In today’s rapidly changing world, the association between economic struggles and the quality of education is becoming ever more prominent, especially in the United States.
According to a New York Times article by Claire Cain Miller, those who are in the families of the top 20% earners in the United States are seven times more likely to score at least 1300 on the SAT. The gap was even bigger for the richest one percent, who are 13 times more likely.
This is a pressing issue. If it continues, it will only further widen the already broad gap in wages between higher and lower-level earners in the United States.
A large part of the reason for this great disparity is simply the amount of money that parents can invest in their children’s education. Low-income families are less likely to afford tutors or college advisors. Thus, their children may perform worse on the SAT or get rejected from higher-ranked colleges compared to children from high-income families.
The quality of education is also impacted depending on whether a student goes to an expensive, private or public school. According to Forbes “Although private school students made up only 8.5% of American students in 9-12th grades in 2019, they accounted for almost 40% of the incoming freshmen classes of 2025 at Harvard and Yale, and over 40% of the class of 2026 at Dartmouth. Again, this is largely based on the income of a student’s family, because lower income families usually don’t have the option to send their kids to private schools.
Can my financial position affect my college application?
Financial prosperity can affect a student’s application in certain cases at need-aware schools, where economic status is considered.
Adam Gimple, director of college counseling, said, “When a student is a borderline candidate at a need-aware school, they will — in certain circumstances — say, ‘If we admit this student, what is the likelihood that we are going to be able to provide them with enough financial support?’”
How does legacy affect the class-education correlation?
Family legacy often results in a continuous loop of sustaining wealth and college acceptance. According to Cornell Daily News, “Students who are children of alumni are nearly four times as likely to be admitted to elite colleges as students who have identical test scores but are not children of alumni.”
This is troubling because alumni of elite colleges are expected to earn roughly $160,000 a year by mid-career compared to the national average of roughly $60,000. This creates a double advantage for those who are born into legacy families — both resources and acceptance rate — further increasing the bias against low-income individuals and reinforcing the likelihood that children from high-income families will remain wealthy.

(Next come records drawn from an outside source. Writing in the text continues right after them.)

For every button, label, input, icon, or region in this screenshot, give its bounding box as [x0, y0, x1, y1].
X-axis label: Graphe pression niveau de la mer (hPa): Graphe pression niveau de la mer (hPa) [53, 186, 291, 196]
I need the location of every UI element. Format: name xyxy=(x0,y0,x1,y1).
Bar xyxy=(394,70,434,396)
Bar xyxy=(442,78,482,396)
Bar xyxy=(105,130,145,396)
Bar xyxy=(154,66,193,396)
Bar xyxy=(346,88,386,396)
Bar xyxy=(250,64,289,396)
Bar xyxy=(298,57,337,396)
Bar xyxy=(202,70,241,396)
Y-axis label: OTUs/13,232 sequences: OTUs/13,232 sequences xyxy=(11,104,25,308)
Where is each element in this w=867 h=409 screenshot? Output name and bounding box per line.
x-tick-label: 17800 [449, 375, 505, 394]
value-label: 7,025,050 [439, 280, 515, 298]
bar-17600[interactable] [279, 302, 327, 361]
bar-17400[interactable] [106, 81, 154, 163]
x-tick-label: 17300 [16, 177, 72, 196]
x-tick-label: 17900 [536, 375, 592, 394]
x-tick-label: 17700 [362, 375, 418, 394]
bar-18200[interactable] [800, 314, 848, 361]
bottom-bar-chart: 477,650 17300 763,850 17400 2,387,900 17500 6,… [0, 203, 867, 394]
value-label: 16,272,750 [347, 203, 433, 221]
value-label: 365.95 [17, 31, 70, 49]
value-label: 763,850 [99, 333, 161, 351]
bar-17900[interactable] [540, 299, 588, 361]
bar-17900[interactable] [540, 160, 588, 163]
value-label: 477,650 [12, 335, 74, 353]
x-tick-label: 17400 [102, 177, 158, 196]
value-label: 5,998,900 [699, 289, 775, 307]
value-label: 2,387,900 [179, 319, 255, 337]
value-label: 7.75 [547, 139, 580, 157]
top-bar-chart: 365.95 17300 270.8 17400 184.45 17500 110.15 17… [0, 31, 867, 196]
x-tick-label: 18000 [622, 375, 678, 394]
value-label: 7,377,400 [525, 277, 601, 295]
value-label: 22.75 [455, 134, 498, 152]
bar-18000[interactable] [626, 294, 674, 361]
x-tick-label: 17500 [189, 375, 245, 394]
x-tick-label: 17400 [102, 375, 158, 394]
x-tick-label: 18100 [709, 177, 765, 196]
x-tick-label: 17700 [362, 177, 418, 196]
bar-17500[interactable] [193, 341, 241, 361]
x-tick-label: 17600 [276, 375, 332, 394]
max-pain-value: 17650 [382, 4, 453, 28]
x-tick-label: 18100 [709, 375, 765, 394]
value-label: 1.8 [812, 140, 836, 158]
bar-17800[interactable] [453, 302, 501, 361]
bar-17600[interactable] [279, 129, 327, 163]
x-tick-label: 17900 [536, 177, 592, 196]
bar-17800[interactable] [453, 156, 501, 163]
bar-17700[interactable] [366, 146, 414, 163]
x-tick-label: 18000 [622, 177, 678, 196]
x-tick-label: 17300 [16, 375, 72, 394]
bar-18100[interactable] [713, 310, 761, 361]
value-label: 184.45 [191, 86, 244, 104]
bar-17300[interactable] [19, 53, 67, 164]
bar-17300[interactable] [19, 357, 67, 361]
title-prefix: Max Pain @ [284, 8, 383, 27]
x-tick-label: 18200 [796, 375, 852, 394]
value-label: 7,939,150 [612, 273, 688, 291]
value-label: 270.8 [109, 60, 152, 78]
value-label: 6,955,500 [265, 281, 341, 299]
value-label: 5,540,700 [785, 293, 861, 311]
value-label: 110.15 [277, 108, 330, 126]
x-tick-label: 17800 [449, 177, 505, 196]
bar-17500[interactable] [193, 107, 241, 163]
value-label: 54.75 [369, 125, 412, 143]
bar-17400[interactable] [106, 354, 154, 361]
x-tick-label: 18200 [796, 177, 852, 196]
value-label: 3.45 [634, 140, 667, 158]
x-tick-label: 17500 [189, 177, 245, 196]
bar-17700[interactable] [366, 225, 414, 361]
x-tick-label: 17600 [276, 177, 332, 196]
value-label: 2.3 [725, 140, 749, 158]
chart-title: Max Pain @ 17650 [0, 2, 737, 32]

How will Donald Trump affect this as President?
As part of his plan for the presidency, Trump has proposed eliminating the Department of Education (DoE) entirely and redirecting funding for high-poverty schools and financial aid for college students. Eliminating the DoE would greatly impact the resources available to lower-income families and drastically change the overall landscape of what it means to be a low-income student applying for a top university.
How can the system change?
In order to shrink the educational gap between the rich and the poor, we must consider the systems that are in play, including elite universities and government administration. One solution is not only becoming test-optional, which many colleges already are, but not accepting standardized test scores at all. This would level the playing field so that upper-class students can’t get ahead in an area where they consistently outperform lower-class students. As for government administration, they must ensure that schools that rely on DoE funds are not left behind. This could be solved by preserving the DoE or at least creating another government entity to fulfill its role.